Remedia amoris
Ovid
Ovid. Ovid's Art of Love (in three Books), the Remedy of Love, the Art of Beauty, the Court of Love, the History of Love, and Amours. Tate, Nahum, translator. New York: Calvin Blanchard, 1855.
- You'll think, when thro' Hemonian fields you rove,
- That magic arts may yield a cure for love.
- Old tales, of witchcraft strange effects rehearse;
- The only charm I bring is sacred verse.
- By my advice no jargon shall be read,
- Nor midnight hag, blaspheming, raise the dead;
- No standing crop to other fields shall range,
- No sick eclipse the sun's complexion change;
- Old Tyber shall his sacred course retain,
- And Cynthia, unmolested, gain her wain.
- No suffering heart to spells shall be oblig'd.
- Nor love resign, by sulphur streams besieg'd.
- Think on Medea, of all hopes bereft,
- When fled from home, and by her lover left.
- And what did Circe's powerful drugs avail,[*](Circe poisoned her husband, the king of Sarmatae, and was therefore banished by her subjects. In her exile she came to Italy, where she changed Scylla by her spells into a monster, and metamorphosed Ulysses's companions into several kinds of beasts. Ulysses, after he had lived with her some time, left her. She was the daughter of the sun.)
- When she beheld Ulysses under sail?
- She tried her magic, charm on charm renew'd;
- He with a merry gale his course pursu'd;
- No force or skill the fatal dart removes,
- She raves to find she loves-but still she loves.
- To thousand shapes she could transform mankind,
- No means to change her hated self could find.
- In these soft terms, to her departing guest,
- Her passion (to detain him) was exprest.
- "I now no more (as when I first receiv'd
- Those hopes and you, by both alike deceiv'd)
- Expect that you with me should pass your life,
- Nor more ambitious to be made your wife;
- (Though sure my pedigree you cannot scorn;
- The daughter of the son, a goddess born)

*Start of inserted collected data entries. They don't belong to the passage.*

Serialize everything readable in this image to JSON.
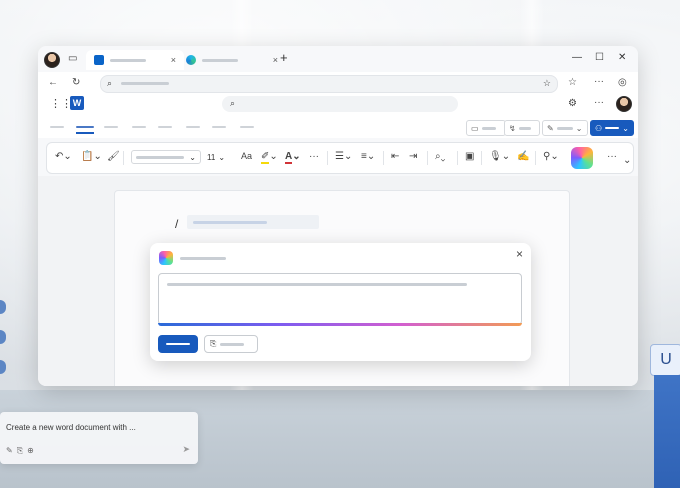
{
  "browser": {
    "tabs": [
      {
        "icon": "outlook-icon",
        "label": ""
      },
      {
        "icon": "edge-icon",
        "label": ""
      }
    ],
    "new_tab": "+",
    "close": "×"
  },
  "word": {
    "logo": "W"
  },
  "toolbar": {
    "font_size": "11",
    "aa_label": "Aa"
  },
  "document": {
    "slash": "/"
  },
  "copilot_dialog": {
    "close": "×"
  },
  "prompt_card": {
    "text": "Create a new word document with ..."
  },
  "keycap": {
    "glyph": "U"
  },
  "colors": {
    "accent": "#185abd",
    "highlight": "#f5d90a",
    "font_color": "#d13438"
  }
}
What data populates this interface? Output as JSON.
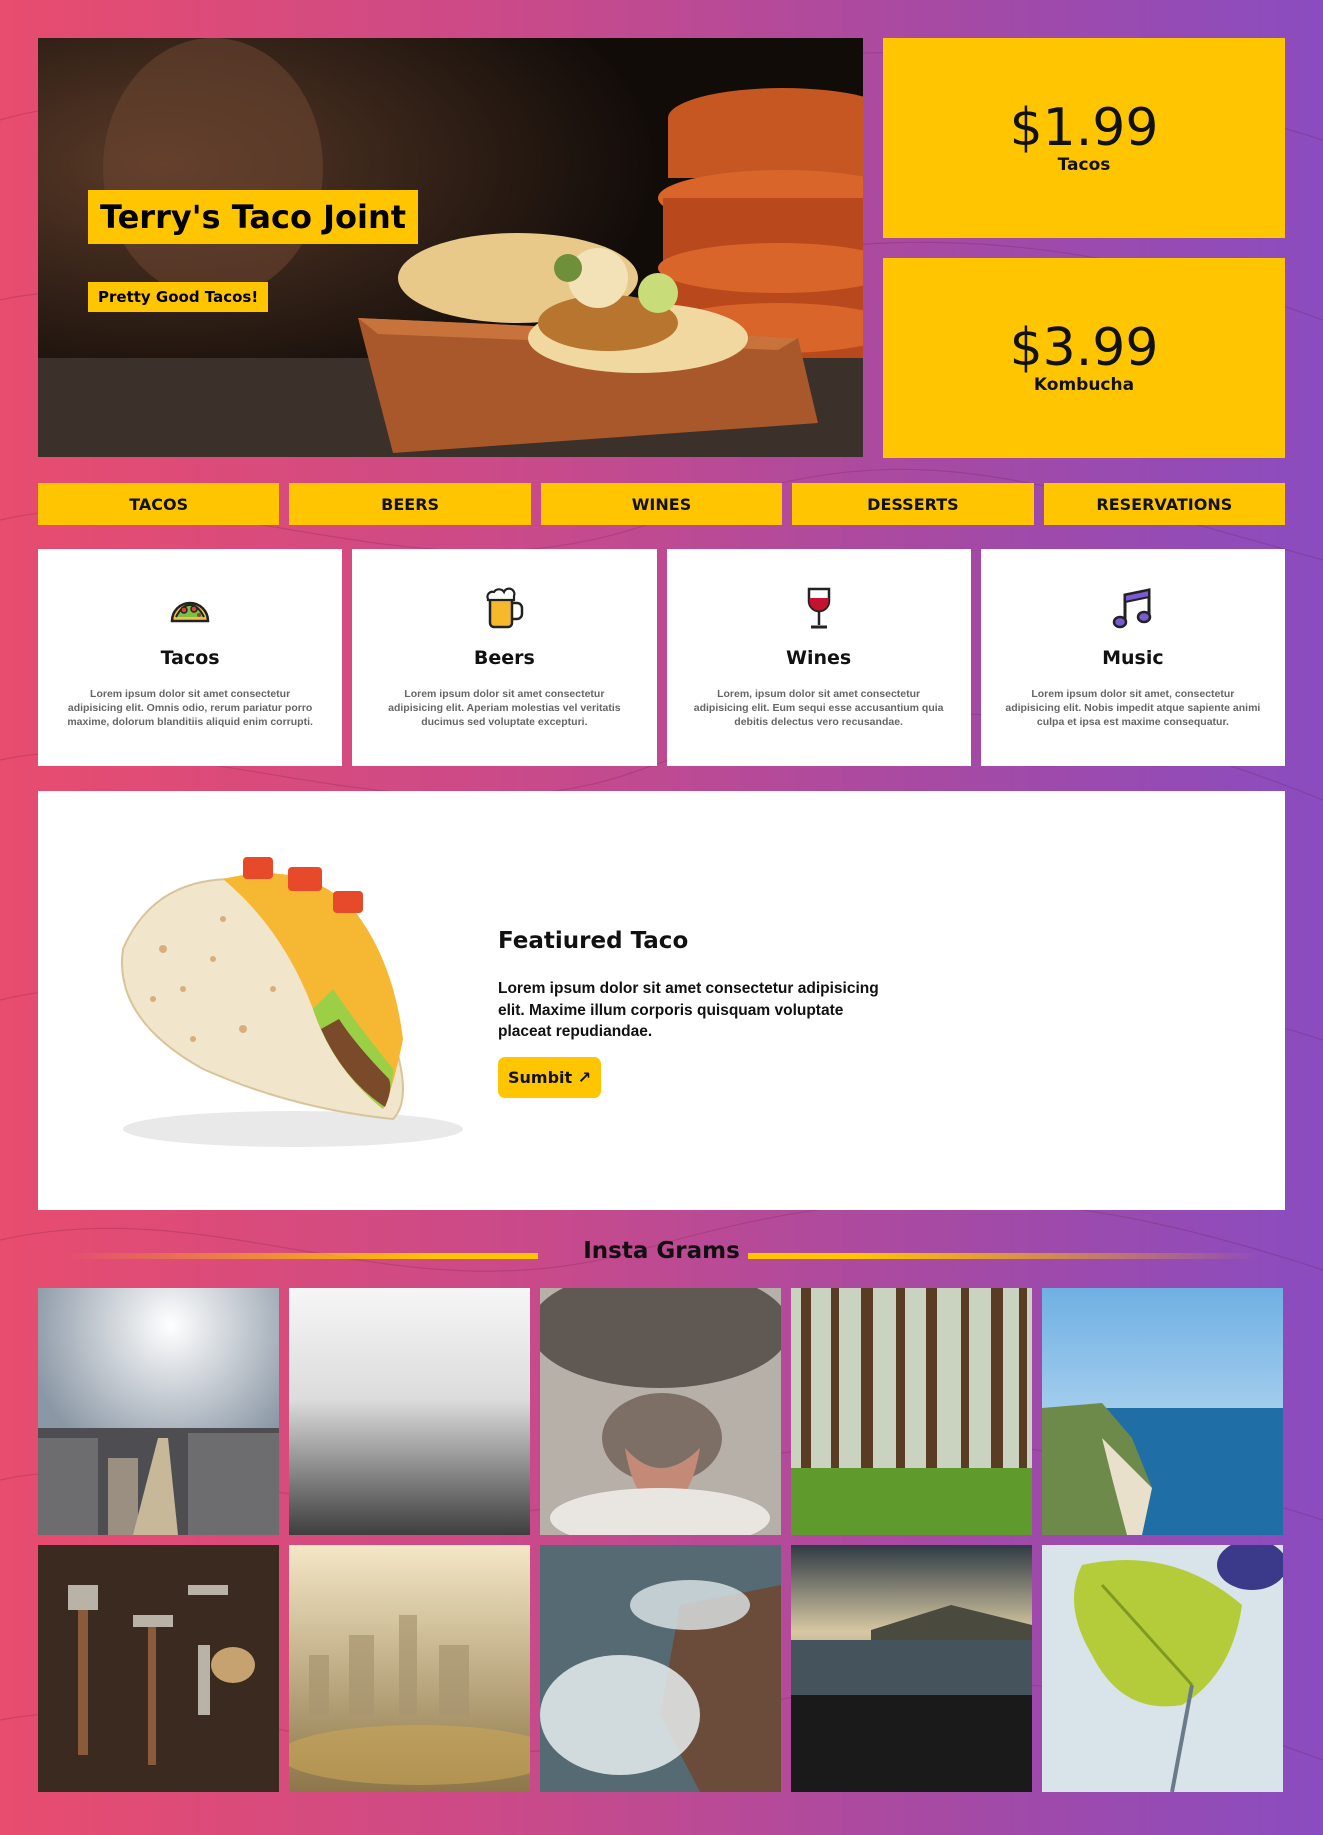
{
  "hero": {
    "title": "Terry's Taco Joint",
    "subtitle": "Pretty Good Tacos!"
  },
  "prices": [
    {
      "amount": "$1.99",
      "label": "Tacos"
    },
    {
      "amount": "$3.99",
      "label": "Kombucha"
    }
  ],
  "nav": [
    "TACOS",
    "BEERS",
    "WINES",
    "DESSERTS",
    "RESERVATIONS"
  ],
  "features": [
    {
      "icon": "taco-icon",
      "title": "Tacos",
      "text": "Lorem ipsum dolor sit amet consectetur adipisicing elit. Omnis odio, rerum pariatur porro maxime, dolorum blanditiis aliquid enim corrupti."
    },
    {
      "icon": "beer-icon",
      "title": "Beers",
      "text": "Lorem ipsum dolor sit amet consectetur adipisicing elit. Aperiam molestias vel veritatis ducimus sed voluptate excepturi."
    },
    {
      "icon": "wine-icon",
      "title": "Wines",
      "text": "Lorem, ipsum dolor sit amet consectetur adipisicing elit. Eum sequi esse accusantium quia debitis delectus vero recusandae."
    },
    {
      "icon": "music-icon",
      "title": "Music",
      "text": "Lorem ipsum dolor sit amet, consectetur adipisicing elit. Nobis impedit atque sapiente animi culpa et ipsa est maxime consequatur."
    }
  ],
  "featured": {
    "title": "Featiured Taco",
    "text": "Lorem ipsum dolor sit amet consectetur adipisicing elit. Maxime illum corporis quisquam voluptate placeat repudiandae.",
    "button": "Sumbit ↗"
  },
  "insta": {
    "title": "Insta Grams"
  },
  "colors": {
    "accent": "#ffc600",
    "gradient_start": "#e84c6e",
    "gradient_end": "#8a4cc0"
  }
}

- I but intreat you for a time to stay,
- And urge, for your own sake, the short delay.
- The seas are rough, which you have cause to fear;
- Wait but a friendlier season of the year.
- What haste? This isle does no new Troy afford,
- No second Rhesus to employ your sword.
- Love revels here, with peaceful myrtle crown'd,
- And mine the only heart that feels a painful wound."
- She said-his crew the swelling sails display,
- That bear him and her fruitless pray'rs away.
- In vain to her enchantments she returns,
- Tries all, yet still in hopeless flames she burns.
- For Circe's sake, all lovers I advise,
- That spells, as senseless things, they would despise.